In high school, I took an excessive number of AP classes, got minimal hours of sleep studying and took on more extracurriculars than hours in a day would allow. And, now, as a UC Berkeley freshman, I’ve signed up for so many classes I have to appeal for excess units.
This is how the burden of being a “model minority” has always affected me. I don’t consider myself to be inherently smart — I have to work incredibly hard to complete my assignments, to understand the concepts. Like many of my Asian American peers have expressed, the stereotype that all Asian students excel in academics, particularly in STEM, has propagated a culture of cutthroat competition that causes unreasonable levels of anxiety and stress.
Especially at prestigious universities like UC Berkeley, these pressures become even greater. Now, not only does it feel like we must uphold the reputation of our ethnic group, we must help uphold the reputation of our school as well.
Once, when I voiced these concerns to friends here, I was met with joking derision. They insisted I would never understand how it feels to struggle in school and extracurriculars.
But these assumptions are exactly the wrongs that have resulted from the model minority stereotype.
Like many other immigrant parents, my parents subsisted off of minimum wage jobs until their careers took off. Like other people of color, I have dealt with many cases of racism and practically endless microaggressions. But the label of being a “model minority” has deemed me to be less deserving of empathy and support. We have not found racial equality here in the U.S. yet, and, especially now, my community deserves to be acknowledged for the obstacles we’ve overcome.

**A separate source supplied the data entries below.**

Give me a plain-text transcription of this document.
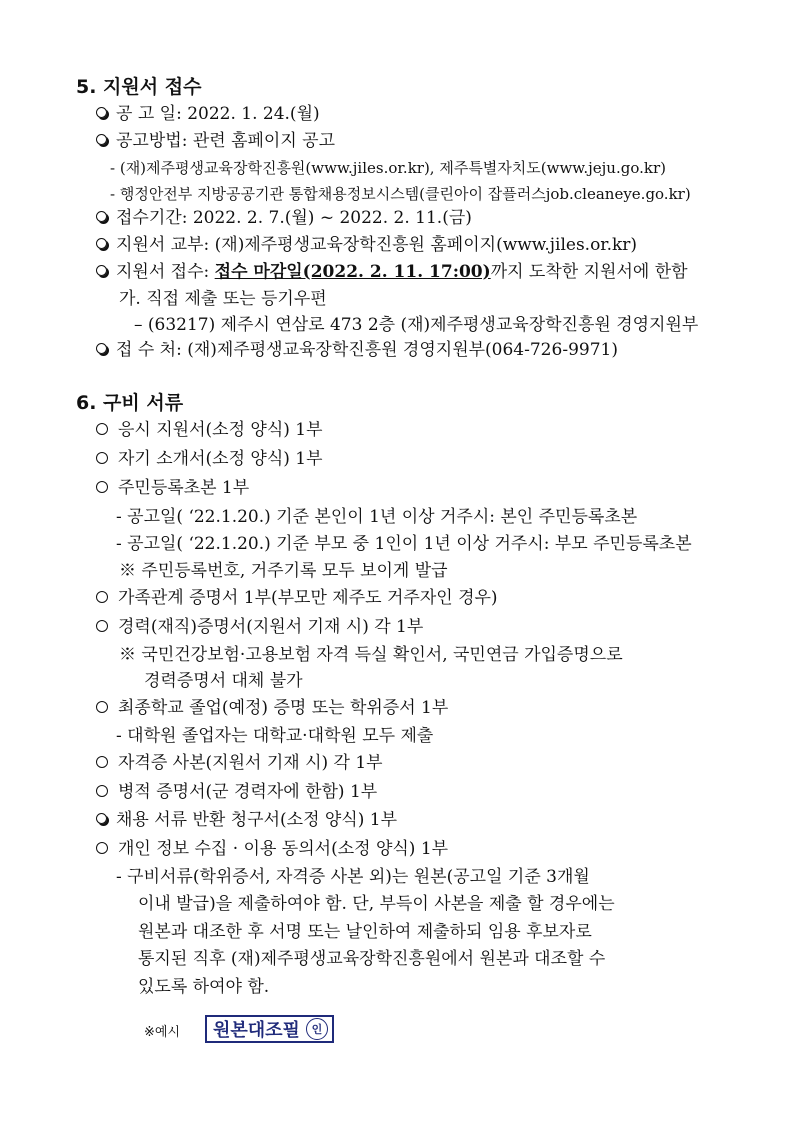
5. 지원서 접수
공 고 일: 2022. 1. 24.(월)
공고방법: 관련 홈페이지 공고
- (재)제주평생교육장학진흥원(www.jiles.or.kr), 제주특별자치도(www.jeju.go.kr)
- 행정안전부 지방공공기관 통합채용정보시스템(클린아이 잡플러스job.cleaneye.go.kr)
접수기간: 2022. 2. 7.(월) ~ 2022. 2. 11.(금)
지원서 교부: (재)제주평생교육장학진흥원 홈페이지(www.jiles.or.kr)
지원서 접수: 접수 마감일(2022. 2. 11. 17:00)까지 도착한 지원서에 한함
가. 직접 제출 또는 등기우편
– (63217) 제주시 연삼로 473 2층 (재)제주평생교육장학진흥원 경영지원부
접 수 처: (재)제주평생교육장학진흥원 경영지원부(064-726-9971)
6. 구비 서류
응시 지원서(소정 양식) 1부
자기 소개서(소정 양식) 1부
주민등록초본 1부
- 공고일( ‘22.1.20.) 기준 본인이 1년 이상 거주시: 본인 주민등록초본
- 공고일( ‘22.1.20.) 기준 부모 중 1인이 1년 이상 거주시: 부모 주민등록초본
※ 주민등록번호, 거주기록 모두 보이게 발급
가족관계 증명서 1부(부모만 제주도 거주자인 경우)
경력(재직)증명서(지원서 기재 시) 각 1부
※ 국민건강보험·고용보험 자격 득실 확인서, 국민연금 가입증명으로
경력증명서 대체 불가
최종학교 졸업(예정) 증명 또는 학위증서 1부
- 대학원 졸업자는 대학교·대학원 모두 제출
자격증 사본(지원서 기재 시) 각 1부
병적 증명서(군 경력자에 한함) 1부
채용 서류 반환 청구서(소정 양식) 1부
개인 정보 수집 · 이용 동의서(소정 양식) 1부
- 구비서류(학위증서, 자격증 사본 외)는 원본(공고일 기준 3개월
이내 발급)을 제출하여야 함. 단, 부득이 사본을 제출 할 경우에는
원본과 대조한 후 서명 또는 날인하여 제출하되 임용 후보자로
통지된 직후 (재)제주평생교육장학진흥원에서 원본과 대조할 수
있도록 하여야 함.
※예시 원본대조필	인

When the conversation in our friend group eventually dwindled to become just me and one friend, I confided in her about the suffocating burden of being a “model minority.” To my surprise, she understood. She said the stereotype has become a weight on her community — the Latinx community — and the Black community as well.
She told me that many students of color feel unheard because the model minority myth insinuates that non-Asian minorities should be able to overcome racial differences and discrimination just like Asian Americans have, if only they would work harder. In reality, however, it is impossible to make such comparisons between different racial groups, and many Asian Americans experience similar struggles as other underrepresented groups.
Before this conversation, I hadn’t considered the effects the “model minority” stereotype could have on people of color who aren’t Asian. The words “for an Asian,” had always felt like they were solely directed toward Asian Americans. But I realize now that the label and the comparisons it insinuates also bring down other groups and drive a wedge between us.
“For an Asian.” These three words continue to bother me today, and I imagine they always will. But I’m finally starting to acknowledge that I have value as an individual, and I should be making decisions that are most beneficial to me. I’m not here to fulfill the expectations of the “model minority,” and I’m not here to be another poster child of the American dream.
I don’t expect my self-doubts to disappear anytime soon, but I hope that, in the near future, those doubts will no longer exist because of my race, because of the unreasonable expectations inflicted by society. I hope my accomplishments will be acknowledged, regardless of whether it’s considered impressive for an Asian.